In 1190, Ponç pawned Ribes to his brother in order to finance and personally oversee the defence of the castle of Miralpeix (now part of Sitges), held by one of his vassals, when it came under siege by two rivals, Berenguer de Castellet and Eymerich de Espiells. The castle was taken in an assault and partially destroyed. In a lawsuit brought against Guillem in the early 1200s, it was alleged that he had deliberately impeded the defence of the castle to his own benefit. He was succeeded by his nephew, Ponç II.
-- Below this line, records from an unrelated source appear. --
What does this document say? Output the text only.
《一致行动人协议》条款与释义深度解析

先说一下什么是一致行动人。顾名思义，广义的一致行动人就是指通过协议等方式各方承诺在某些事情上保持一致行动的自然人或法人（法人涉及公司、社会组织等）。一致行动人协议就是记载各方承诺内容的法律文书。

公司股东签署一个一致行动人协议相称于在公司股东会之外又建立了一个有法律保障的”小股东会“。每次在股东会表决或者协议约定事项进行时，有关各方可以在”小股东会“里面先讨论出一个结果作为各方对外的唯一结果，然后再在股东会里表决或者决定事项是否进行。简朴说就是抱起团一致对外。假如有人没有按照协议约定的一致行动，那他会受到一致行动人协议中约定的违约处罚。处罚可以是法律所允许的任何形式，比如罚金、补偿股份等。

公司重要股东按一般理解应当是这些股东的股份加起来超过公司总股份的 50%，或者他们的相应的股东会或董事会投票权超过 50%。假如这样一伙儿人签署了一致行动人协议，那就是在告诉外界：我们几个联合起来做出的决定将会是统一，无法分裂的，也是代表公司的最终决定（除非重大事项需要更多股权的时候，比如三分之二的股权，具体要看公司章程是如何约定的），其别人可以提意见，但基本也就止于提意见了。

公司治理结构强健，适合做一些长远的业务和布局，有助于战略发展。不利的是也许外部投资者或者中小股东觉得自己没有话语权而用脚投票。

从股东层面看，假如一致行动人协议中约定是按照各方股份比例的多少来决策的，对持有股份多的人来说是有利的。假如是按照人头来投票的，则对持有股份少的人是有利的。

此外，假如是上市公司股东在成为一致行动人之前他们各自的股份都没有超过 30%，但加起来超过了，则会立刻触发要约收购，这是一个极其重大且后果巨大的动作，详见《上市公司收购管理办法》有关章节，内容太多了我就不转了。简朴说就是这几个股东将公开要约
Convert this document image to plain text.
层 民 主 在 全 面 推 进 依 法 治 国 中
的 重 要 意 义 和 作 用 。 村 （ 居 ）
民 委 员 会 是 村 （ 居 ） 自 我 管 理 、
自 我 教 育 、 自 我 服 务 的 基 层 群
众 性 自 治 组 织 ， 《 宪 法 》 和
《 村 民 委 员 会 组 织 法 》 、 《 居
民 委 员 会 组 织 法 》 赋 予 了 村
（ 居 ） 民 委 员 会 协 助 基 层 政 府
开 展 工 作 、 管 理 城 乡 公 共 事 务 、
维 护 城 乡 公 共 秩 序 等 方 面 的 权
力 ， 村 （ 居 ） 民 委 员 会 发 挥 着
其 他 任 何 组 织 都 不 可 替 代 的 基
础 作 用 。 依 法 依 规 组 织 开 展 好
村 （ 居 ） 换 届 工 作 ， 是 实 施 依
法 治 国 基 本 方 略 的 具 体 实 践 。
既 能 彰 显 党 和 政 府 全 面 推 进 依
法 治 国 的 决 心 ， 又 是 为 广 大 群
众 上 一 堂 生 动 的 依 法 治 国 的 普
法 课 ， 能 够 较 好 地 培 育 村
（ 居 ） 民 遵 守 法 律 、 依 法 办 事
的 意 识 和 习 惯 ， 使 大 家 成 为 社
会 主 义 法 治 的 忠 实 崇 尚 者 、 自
The troubadour Peire d'Alvernhe composed a song satirizing twelve contemporary troubadours. It was probably first performed for the entourage of Eleanor, daughter of Henry II of England and fiancée of Alfonso VIII of Castile, while it was passing through Gascony on its way to Castile in 1173. It is likely that the twelve targets of Peire's satire were present in the entourage at the time. Guillem is the fifth target:
| E•N Guillems de Ribas lo quins, qu'es malvatz defors e dedins, e ditz totz sos vers raucamen, per que es avols sos retins, e'atretan se'n fari'us chins; e l'uoil semblan de vout d'argen. | Lord Guillem de Ribes is the fifth, who is wicked outside and in and recites all his poems harshly, for his noises are terrible, like those made by a dog; and his eyes look like those of a silver statue. |
Guillem's active career as a troubadour can be placed in the early 1170s, when he was about thirty years old and before he had inherited the family castle.